2/ Columbia University’s Legacy

Let me conclude in the same way I opened Abolition Democracy 2/13. We cannot do justice to W.E.B. Du Bois here at Columbia University without both giving him the last word and without recognizing our own institutional history. So, to remind you, I close with the stunning and moving final words of Du Bois in Black Reconstruction:

The most magnificent drama in the last thousand years of human history is the transportation of ten million human beings out of the dark beauty of their mother continent into the new-found Eldorado of the West. They descended into Hell; and in the third century they arose from the dead, in the finest effort to achieve democracy for the working millions which this world had ever seen. It was a tragedy that beggared the Greek; it was an upheaval of humanity like the Reformation and the French Revolution. Yet we are blind and led by the blind. We discern in it no part of our labor movement; no part of our industrial triumph; no part of our religious experience. Before the dumb eyes of ten generations of ten million children, it is made mockery of and spit upon; a degradation of the eternal mother; a sneer at human effort; with aspiration and art deliberately and elaborately distorted. And why? Because in a day when the human mind aspired to a science of human action, a history and psychology of the mighty effort of the mightiest century, we fell under the leadership of those who would compromise with truth in the past in order to make peace in the present and guide policy in the future.[xxiv]

A brilliant passage. A sharp indictment.

As Du Bois emphasized, Columbia University was at the center of that “blindness”—worse, of that deliberate animus—and was chiefly responsible for the revisionist history of the Reconstruction, of the “propaganda of history” as Du Bois writes, with the White Supremacist school of historians led by William Archibald Dunning and John William Burgess, who founded political science here at Columbia. As Du Bois notes, “The real frontal attack on Reconstruction … came from the universities and particularly from Columbia and Johns Hopkins. The movement began with Columbia University and with the advent of John W. Burgess of Tennessee and William A. Dunning of New Jersey as professors of political science and history.”[xxv]

Professor Eric Foner explains that “the fundamental flaw in the Dunning School was the authors’ deep racism, which shaped not only their interpretations of history but their research methods and use of historical evidence.”

So, it is only fitting that we close this second seminar as we opened it, under the sign of reparation, and that, even in this small way, we acknowledge the collective harm and our role in it as an institution.
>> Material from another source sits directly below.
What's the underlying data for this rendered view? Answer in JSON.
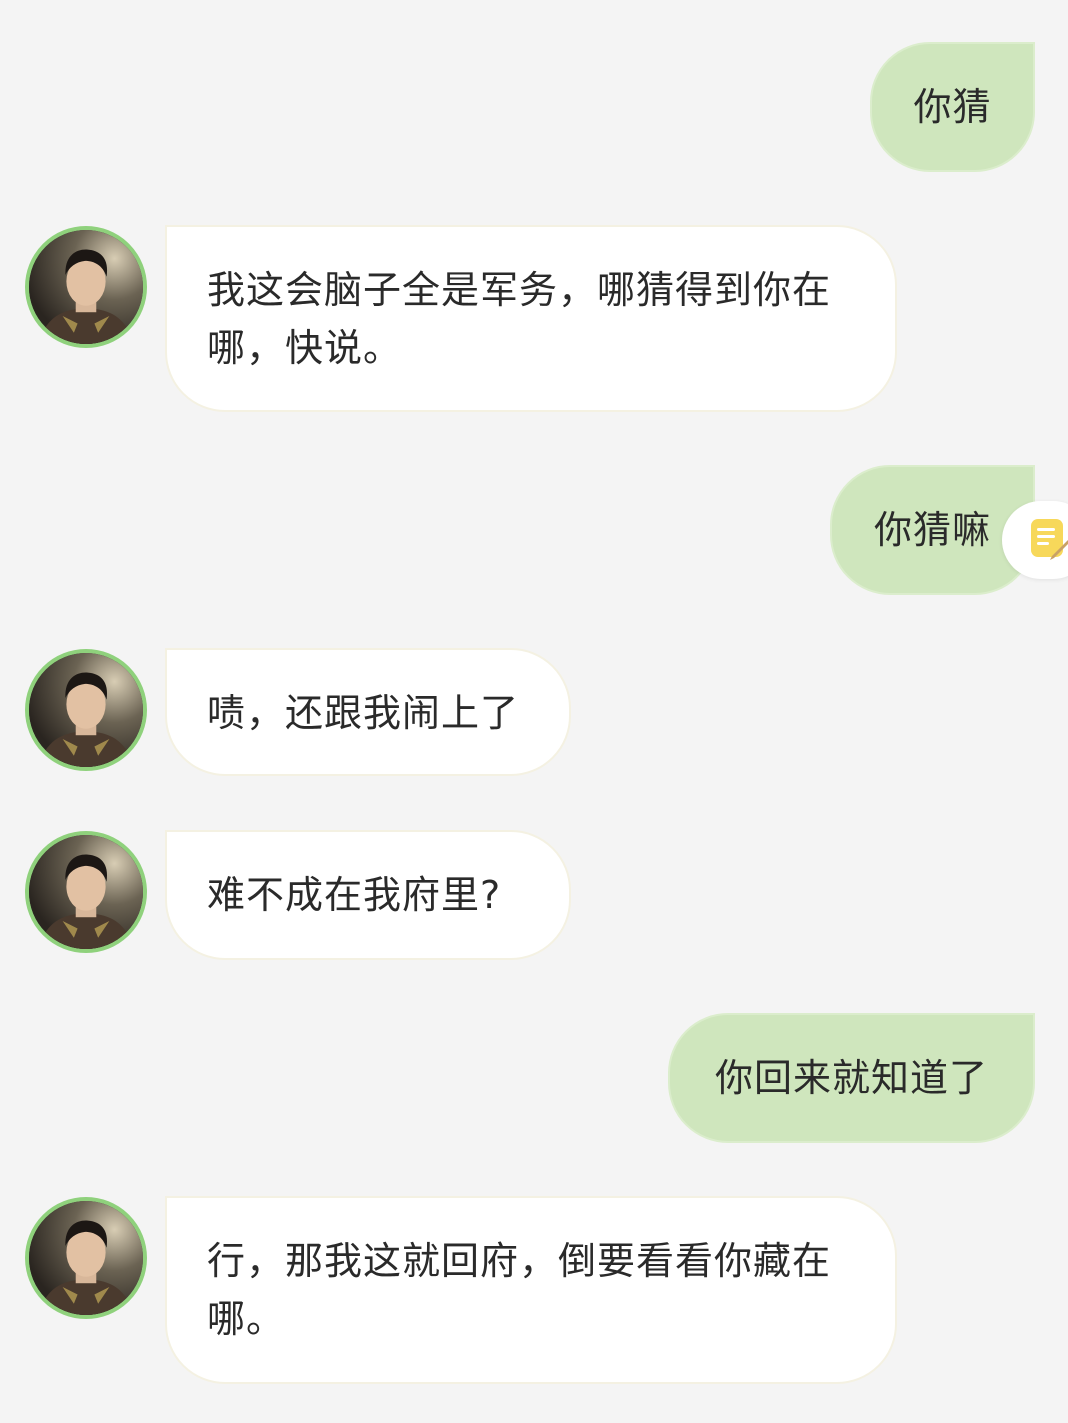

This entire project, Abolition Democracy 13/13, can be understood as one small step forward in that respect.

Please join me next for 3/13 “Abolish the Police” on October 29, 2020.
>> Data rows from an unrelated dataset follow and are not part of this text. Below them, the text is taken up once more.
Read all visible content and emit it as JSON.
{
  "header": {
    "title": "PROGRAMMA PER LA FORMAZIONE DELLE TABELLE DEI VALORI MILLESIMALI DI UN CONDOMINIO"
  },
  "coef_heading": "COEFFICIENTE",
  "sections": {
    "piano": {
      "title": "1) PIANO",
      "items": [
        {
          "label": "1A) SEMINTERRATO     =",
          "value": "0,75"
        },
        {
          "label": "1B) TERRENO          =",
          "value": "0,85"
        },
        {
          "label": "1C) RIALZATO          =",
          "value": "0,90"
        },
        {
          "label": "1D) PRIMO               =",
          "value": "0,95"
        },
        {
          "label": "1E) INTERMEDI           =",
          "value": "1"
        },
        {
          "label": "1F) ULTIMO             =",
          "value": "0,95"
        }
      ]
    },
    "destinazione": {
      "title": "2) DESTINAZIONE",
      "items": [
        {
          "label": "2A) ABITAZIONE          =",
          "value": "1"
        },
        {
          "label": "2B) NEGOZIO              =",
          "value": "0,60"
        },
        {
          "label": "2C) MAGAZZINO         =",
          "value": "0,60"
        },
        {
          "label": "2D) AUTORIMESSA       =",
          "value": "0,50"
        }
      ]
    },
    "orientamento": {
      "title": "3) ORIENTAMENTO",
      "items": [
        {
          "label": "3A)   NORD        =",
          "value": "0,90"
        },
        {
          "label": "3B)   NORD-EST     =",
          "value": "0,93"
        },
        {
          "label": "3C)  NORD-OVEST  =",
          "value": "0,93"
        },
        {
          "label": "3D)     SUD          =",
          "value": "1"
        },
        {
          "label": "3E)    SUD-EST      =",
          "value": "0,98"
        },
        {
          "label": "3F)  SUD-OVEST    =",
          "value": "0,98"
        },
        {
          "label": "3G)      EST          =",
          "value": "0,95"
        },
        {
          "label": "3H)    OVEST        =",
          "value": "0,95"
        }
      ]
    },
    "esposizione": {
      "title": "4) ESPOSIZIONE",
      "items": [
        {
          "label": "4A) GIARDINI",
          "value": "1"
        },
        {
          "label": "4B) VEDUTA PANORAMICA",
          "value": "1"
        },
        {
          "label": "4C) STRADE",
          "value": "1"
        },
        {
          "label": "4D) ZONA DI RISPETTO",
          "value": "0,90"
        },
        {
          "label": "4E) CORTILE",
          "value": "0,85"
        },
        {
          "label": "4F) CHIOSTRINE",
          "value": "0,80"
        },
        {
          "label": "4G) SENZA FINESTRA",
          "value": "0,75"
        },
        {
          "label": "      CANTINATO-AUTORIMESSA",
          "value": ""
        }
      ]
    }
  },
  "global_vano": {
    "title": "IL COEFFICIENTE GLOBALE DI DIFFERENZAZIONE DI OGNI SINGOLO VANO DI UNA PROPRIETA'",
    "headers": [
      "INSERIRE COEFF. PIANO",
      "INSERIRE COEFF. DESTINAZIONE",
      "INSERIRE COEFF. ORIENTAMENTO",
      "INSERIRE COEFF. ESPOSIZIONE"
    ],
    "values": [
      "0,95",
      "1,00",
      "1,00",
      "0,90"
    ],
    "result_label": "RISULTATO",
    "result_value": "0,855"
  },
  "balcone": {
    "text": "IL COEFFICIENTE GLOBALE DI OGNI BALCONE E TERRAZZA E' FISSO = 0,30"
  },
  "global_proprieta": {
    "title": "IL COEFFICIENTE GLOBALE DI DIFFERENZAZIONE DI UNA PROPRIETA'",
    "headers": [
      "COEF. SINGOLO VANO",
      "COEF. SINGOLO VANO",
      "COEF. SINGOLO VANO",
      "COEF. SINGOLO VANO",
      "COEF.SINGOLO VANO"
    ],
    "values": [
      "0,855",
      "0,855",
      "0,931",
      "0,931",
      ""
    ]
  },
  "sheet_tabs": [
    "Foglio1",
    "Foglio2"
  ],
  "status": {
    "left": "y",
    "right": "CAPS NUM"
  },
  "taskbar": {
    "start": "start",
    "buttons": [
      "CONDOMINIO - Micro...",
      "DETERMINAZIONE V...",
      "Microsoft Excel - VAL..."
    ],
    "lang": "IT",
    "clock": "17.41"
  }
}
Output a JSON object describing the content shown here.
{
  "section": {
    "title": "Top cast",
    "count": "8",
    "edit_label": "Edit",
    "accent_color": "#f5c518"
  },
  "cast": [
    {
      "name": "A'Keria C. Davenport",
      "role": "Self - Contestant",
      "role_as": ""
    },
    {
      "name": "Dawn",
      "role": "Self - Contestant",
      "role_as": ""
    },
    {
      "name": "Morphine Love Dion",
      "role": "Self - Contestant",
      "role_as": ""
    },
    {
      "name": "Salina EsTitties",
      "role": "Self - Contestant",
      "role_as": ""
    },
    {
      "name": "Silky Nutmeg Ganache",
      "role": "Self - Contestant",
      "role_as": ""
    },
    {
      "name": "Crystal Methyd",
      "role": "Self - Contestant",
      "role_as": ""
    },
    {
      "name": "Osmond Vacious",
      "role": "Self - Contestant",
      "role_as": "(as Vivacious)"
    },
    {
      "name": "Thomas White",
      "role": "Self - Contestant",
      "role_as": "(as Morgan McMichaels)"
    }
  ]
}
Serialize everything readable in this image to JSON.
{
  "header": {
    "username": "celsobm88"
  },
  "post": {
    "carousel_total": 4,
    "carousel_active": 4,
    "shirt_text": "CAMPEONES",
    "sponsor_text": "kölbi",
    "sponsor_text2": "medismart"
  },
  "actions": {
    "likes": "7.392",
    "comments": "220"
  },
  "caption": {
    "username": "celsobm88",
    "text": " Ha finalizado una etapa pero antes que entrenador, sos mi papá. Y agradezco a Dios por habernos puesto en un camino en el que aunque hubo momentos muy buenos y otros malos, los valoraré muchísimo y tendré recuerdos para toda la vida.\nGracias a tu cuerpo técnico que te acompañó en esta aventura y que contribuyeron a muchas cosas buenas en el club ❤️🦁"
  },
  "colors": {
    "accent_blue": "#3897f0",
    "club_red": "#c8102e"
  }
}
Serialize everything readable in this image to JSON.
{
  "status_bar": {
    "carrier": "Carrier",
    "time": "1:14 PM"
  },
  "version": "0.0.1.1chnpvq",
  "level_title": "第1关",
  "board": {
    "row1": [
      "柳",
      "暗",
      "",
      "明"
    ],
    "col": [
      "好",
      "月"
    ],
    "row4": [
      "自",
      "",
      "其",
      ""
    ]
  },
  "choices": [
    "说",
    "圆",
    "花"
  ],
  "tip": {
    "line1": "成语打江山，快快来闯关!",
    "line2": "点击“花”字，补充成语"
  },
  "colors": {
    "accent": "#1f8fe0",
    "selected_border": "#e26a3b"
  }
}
[i] Du Bois, Black Reconstruction in America, 182.

[ii] Du Bois, Black Reconstruction in America, 184.

[iii] Du Bois, Black Reconstruction in America, 325 (emphasis added).
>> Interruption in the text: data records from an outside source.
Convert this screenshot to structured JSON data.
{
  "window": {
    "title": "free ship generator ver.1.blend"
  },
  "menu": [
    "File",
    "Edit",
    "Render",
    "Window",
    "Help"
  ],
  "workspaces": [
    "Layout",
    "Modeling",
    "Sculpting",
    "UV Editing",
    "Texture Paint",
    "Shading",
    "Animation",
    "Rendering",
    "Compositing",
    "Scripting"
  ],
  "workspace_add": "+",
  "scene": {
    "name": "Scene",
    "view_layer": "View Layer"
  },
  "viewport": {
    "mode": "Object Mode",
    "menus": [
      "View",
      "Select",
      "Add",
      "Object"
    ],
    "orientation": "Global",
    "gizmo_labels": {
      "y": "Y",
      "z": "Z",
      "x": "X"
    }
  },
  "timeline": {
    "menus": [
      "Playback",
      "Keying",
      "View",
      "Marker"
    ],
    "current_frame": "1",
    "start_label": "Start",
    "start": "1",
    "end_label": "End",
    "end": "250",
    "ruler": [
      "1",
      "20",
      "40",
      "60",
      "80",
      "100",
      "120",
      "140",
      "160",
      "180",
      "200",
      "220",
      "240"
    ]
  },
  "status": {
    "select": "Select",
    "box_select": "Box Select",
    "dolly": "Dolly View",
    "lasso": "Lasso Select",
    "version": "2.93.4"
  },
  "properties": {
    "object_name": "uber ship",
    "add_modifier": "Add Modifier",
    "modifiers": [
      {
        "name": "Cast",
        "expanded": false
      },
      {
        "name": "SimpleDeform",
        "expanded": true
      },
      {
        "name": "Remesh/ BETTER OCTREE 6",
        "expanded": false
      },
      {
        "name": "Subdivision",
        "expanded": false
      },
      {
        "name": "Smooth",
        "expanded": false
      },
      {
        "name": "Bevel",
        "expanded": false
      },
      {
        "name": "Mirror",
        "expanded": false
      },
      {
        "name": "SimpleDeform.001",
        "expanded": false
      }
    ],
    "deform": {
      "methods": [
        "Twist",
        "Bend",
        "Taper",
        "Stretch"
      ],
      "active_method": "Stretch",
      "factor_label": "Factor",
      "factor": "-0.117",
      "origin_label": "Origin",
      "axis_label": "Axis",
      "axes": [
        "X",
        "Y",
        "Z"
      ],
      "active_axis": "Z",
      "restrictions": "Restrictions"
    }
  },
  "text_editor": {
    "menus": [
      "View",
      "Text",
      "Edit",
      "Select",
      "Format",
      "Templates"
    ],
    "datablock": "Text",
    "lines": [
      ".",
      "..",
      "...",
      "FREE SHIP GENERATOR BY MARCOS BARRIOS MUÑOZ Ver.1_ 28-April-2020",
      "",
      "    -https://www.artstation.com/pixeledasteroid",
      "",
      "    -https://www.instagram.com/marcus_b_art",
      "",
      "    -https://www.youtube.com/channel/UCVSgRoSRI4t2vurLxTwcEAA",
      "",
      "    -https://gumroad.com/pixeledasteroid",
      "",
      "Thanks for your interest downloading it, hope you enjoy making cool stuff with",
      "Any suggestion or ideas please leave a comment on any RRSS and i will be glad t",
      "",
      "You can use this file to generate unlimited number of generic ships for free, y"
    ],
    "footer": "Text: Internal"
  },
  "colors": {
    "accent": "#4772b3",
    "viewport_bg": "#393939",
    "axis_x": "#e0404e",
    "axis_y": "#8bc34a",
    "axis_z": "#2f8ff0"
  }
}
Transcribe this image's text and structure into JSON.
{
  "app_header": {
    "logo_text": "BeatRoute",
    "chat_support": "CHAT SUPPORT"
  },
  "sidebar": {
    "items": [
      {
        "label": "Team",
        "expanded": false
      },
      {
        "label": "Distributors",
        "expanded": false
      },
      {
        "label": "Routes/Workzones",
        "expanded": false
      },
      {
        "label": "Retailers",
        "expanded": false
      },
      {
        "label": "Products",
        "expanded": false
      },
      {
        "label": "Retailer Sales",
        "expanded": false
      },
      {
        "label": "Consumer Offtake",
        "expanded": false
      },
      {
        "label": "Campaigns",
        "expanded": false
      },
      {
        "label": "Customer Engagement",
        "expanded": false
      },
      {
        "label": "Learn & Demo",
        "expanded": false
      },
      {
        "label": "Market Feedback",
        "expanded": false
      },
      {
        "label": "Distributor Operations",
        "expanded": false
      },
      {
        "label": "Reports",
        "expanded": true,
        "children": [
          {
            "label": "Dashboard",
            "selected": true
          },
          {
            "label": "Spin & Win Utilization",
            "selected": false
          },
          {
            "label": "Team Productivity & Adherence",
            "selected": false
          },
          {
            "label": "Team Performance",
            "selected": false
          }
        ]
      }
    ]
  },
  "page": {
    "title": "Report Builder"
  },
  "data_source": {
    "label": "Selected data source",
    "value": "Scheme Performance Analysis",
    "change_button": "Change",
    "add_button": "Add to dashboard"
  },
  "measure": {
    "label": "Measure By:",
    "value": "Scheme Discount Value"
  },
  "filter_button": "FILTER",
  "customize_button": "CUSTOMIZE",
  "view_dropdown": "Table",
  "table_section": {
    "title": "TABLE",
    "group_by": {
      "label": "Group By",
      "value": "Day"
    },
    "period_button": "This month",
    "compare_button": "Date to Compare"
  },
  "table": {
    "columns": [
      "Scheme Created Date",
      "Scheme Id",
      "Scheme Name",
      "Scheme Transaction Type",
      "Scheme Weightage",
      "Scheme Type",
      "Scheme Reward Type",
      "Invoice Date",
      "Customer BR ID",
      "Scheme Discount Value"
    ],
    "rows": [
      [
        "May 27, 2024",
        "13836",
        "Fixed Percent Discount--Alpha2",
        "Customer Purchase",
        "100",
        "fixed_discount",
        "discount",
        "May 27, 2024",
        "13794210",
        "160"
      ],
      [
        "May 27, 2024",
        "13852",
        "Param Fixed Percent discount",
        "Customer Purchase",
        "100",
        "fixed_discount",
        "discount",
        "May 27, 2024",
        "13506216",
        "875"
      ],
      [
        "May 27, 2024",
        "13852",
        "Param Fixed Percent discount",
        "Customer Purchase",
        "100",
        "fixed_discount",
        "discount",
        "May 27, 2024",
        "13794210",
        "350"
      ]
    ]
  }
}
[iv] Du Bois, Black Reconstruction in America, 182.

[v] Du Bois, Black Reconstruction in America, 193.

[vi] Du Bois, Black Reconstruction in America, 190.

[vii] Du Bois, Black Reconstruction in America, 184.

[viii] Du Bois, Black Reconstruction in America, 185.

[ix] Du Bois, Black Reconstruction in America, 185.

[x] Du Bois, Black Reconstruction in America, 186.

[xi] Du Bois, Black Reconstruction in America, 83.

[xii] Du Bois, Black Reconstruction in America, 85-87.

[xiii] Du Bois, Black Reconstruction in America, 84.

[xiv] Foucault, Discipline and Punish.

[xv] Du Bois, Black Reconstruction in America, 173; 179.

[xvi] Du Bois, Black Reconstruction in America, 131.

[xvii] Du Bois, Black Reconstruction in America, 136.

[xviii] Du Bois, Black Reconstruction in America, 179.

[xix] Du Bois, Black Reconstruction in America, 177.

[xx] Du Bois, Black Reconstruction in America, 670-672.

[xxi] Du Bois, Black Reconstruction in America, 671.

[xxii] See esp. Du Bois, Black Reconstruction in America, 634.

[xxiii] Du Bois, Black Reconstruction in America, 187.

[xxiv] Du Bois, Black Reconstruction in America, 727.

[xxv] Du Bois, Black Reconstruction in America, 718.